There’s a delicious chocolate museum
Set in an elegant colonial building on the outskirts of town, Chocomundo is the largest chocolate museum in Spain, and one of the most complex in Europe. Its exhibition space spans over 1,500 sqm and is divided into fifteen rooms devoted to the history and manufacture of chocolate.
In addition to vivid watercolors depicting the history of cocoa beans and an impressive collection of serving & manufacturing tools, visitors will have the opportunity to participate in tasting sessions and chocolate workshops where they learn to make their own chocolate creations.
Chocomundo is part of La Despensa de Palacio, one of Spain’s most illustrious confectionery manufactures and the only chocolate factory still existing in Andalusia.
…and a chocolate city
Every autumn, a scale model of a famous city is sculpted in chocolate at La Estepeña, one of the oldest mantecado factories in Estepa. More than 2,000 kg of black, white, and milk chocolate are used to create the Ciudad de Chocolate, which in 2021 depicts Venice, with its fabulous palazzos and romantic canals.
The sweet-smelling display marks the beginning of the town’s long holiday season and can be visited every day from October 10th to January 5th. Located in the same industrial area as La Despensa de Palacio, La Estepeña is also home to a small mantecado museum (Museo del Mantecado), as well as a beautiful sweet shop lined with antique style boxes of chocolates and Christmas cookies.

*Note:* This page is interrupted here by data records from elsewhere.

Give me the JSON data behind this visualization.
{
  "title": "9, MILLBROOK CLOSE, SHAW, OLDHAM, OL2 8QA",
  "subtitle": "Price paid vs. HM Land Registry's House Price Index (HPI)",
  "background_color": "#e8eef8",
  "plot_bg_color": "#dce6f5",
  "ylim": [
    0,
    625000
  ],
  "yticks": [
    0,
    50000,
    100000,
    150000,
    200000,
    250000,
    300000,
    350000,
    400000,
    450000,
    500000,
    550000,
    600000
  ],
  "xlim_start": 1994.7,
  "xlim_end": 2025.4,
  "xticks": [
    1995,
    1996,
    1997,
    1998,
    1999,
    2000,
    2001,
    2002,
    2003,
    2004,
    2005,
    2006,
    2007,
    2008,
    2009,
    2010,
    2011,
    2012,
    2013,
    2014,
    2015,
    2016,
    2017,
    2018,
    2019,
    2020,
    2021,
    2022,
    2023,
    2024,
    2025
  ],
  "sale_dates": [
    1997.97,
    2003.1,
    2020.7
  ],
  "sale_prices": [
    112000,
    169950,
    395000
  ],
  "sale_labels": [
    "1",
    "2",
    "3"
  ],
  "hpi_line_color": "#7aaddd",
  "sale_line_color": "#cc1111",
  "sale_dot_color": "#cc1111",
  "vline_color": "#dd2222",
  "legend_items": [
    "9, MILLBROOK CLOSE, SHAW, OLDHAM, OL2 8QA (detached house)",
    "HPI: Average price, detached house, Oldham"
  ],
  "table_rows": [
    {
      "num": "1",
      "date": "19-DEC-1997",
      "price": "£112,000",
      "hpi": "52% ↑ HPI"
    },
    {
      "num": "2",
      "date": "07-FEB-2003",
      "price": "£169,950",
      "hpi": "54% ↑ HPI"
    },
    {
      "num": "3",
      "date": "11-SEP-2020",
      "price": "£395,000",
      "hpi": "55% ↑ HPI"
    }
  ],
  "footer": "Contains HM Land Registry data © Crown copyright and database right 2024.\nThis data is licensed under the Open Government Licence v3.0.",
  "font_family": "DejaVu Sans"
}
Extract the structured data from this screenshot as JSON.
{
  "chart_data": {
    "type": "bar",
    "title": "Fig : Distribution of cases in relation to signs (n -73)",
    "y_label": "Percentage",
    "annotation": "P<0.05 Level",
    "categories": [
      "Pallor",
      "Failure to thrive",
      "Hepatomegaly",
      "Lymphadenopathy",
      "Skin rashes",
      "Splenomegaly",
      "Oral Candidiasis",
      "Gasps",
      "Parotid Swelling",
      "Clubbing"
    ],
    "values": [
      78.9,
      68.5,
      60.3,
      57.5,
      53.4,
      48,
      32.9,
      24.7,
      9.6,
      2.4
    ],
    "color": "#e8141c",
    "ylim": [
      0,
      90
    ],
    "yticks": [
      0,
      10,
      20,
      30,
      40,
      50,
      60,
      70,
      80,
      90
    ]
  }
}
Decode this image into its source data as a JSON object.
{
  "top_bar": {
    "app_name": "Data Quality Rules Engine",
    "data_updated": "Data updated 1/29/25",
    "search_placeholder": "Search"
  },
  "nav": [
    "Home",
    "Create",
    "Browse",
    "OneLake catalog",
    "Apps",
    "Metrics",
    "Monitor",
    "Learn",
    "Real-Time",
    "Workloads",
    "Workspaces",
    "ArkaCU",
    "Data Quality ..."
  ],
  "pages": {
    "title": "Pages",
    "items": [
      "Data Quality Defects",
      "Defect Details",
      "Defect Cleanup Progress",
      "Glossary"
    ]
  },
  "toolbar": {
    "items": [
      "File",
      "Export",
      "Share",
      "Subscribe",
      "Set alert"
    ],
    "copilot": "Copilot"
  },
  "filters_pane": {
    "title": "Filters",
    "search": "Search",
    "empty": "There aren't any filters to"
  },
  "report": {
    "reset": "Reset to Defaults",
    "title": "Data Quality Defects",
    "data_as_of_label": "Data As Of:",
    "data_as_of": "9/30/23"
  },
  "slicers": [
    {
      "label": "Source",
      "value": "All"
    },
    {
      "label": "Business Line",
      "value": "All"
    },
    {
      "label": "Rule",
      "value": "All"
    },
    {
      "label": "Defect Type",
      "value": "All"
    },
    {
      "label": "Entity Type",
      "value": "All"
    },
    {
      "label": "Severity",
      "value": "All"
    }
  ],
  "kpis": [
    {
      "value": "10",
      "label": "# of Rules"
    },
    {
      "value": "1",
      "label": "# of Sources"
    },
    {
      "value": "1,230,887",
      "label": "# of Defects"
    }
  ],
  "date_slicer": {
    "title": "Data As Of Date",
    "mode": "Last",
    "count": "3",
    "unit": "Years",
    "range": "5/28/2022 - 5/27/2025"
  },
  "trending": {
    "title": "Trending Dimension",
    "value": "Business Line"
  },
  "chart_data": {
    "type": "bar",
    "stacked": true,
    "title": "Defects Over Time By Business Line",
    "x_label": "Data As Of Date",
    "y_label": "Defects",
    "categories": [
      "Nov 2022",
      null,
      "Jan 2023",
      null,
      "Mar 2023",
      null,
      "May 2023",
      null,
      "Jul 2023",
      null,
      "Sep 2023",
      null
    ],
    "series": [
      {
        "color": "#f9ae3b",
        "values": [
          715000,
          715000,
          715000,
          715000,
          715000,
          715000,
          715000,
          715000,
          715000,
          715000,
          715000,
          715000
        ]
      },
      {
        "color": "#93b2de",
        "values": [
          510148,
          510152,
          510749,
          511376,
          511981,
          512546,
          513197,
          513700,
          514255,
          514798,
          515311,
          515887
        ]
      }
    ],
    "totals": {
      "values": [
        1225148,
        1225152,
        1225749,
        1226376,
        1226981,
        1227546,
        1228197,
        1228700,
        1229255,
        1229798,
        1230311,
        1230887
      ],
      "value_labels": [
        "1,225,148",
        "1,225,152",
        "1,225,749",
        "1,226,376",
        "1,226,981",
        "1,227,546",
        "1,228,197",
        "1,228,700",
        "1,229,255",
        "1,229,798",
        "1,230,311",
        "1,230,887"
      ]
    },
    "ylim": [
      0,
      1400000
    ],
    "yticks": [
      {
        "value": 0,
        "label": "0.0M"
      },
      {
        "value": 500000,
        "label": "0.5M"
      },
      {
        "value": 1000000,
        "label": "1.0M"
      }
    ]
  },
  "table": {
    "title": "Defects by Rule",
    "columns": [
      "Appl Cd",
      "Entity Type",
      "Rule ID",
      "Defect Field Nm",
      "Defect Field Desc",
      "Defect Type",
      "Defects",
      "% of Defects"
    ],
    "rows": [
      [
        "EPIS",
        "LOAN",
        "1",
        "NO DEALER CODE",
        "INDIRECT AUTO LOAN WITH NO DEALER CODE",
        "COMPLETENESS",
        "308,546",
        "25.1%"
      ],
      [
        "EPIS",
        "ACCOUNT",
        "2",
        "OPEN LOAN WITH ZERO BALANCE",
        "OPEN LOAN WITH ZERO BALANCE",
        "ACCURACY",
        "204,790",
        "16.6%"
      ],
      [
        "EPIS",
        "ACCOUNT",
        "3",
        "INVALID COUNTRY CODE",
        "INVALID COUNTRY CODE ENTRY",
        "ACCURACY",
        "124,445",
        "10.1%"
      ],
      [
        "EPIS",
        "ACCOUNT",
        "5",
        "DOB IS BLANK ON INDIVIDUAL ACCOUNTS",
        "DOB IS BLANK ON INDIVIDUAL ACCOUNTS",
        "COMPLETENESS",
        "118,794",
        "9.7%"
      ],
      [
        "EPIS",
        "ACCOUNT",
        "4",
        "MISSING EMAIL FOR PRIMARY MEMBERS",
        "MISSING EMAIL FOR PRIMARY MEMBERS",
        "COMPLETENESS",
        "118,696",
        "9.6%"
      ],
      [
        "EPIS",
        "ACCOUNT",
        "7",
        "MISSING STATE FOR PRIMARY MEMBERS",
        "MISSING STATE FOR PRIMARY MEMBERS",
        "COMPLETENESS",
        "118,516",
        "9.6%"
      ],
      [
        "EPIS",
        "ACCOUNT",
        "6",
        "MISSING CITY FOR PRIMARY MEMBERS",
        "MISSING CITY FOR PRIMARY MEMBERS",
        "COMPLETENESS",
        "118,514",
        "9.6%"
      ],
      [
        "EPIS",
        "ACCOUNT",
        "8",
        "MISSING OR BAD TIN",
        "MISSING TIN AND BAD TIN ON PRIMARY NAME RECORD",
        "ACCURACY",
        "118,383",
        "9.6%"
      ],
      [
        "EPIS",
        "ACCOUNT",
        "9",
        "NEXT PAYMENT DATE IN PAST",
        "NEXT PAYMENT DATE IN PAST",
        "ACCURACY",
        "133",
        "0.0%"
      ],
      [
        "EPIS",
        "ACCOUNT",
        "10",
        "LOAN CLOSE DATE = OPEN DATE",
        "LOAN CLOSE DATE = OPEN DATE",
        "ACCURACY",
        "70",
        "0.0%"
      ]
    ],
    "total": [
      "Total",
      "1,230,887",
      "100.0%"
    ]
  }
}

Shops look like straight out of a Dickens’ novel
As the center of Spain’s mantecado making industry, Estepa is peppered with beautiful old-world shops devoted to the seasonal sugary creations. Outfitted with retro weighing scales, antique wood cabinets, and shelves lined with colorful boxes and glass storage jars, entering these treasure troves during the Christmas confectionery season is like stepping back in time.
One such shop is La Estepeña, where the mirror-backed shelves are packed with adorable vintage boxes filled with own-label cookies, candied fruits, and chocolate creations. The place smells wonderfully of roasting almonds and baked goods from the on-site factory where Christmas delicacies are hand-rolled and packed throughout the colder months.
Established in 1943, La Despensa de Palacio has a Victorian-era feel, with its dark period furnishings and alluring glass cabinets displaying a dazzling selection of in-house-made sweets, from sugar-powdered mantecados and slabs of nutty turron to artsy chocolate bonbons to delicate candied violets.
Resplendent in crimson, the wooden storefront of El Gamo is hard to miss. First opened in 1965, this factory prides itself on the oldest wood oven in town and organizes workshops for making your own mantecados. Their store is small, warm, and traditional, and the knowledgeable staff guide visitors through the overwhelming choice of flavors while giving out heaps of samples.
Another must stop on your mantecado tour in Estepa is La Colchona. Born in 1870, this is the oldest mantecado business in town and one of its most esteemed. To enter their elegant shop you have to ring the doorbell, as in a real house, and someone will let you in. The space feels more contemporary than the ones above, but still has an authentic old-world feel backed up by period furnishings and chandeliers. In true Andalusian fashion, the facility also houses a small whitewashed patio decorated with colorful flowerpots.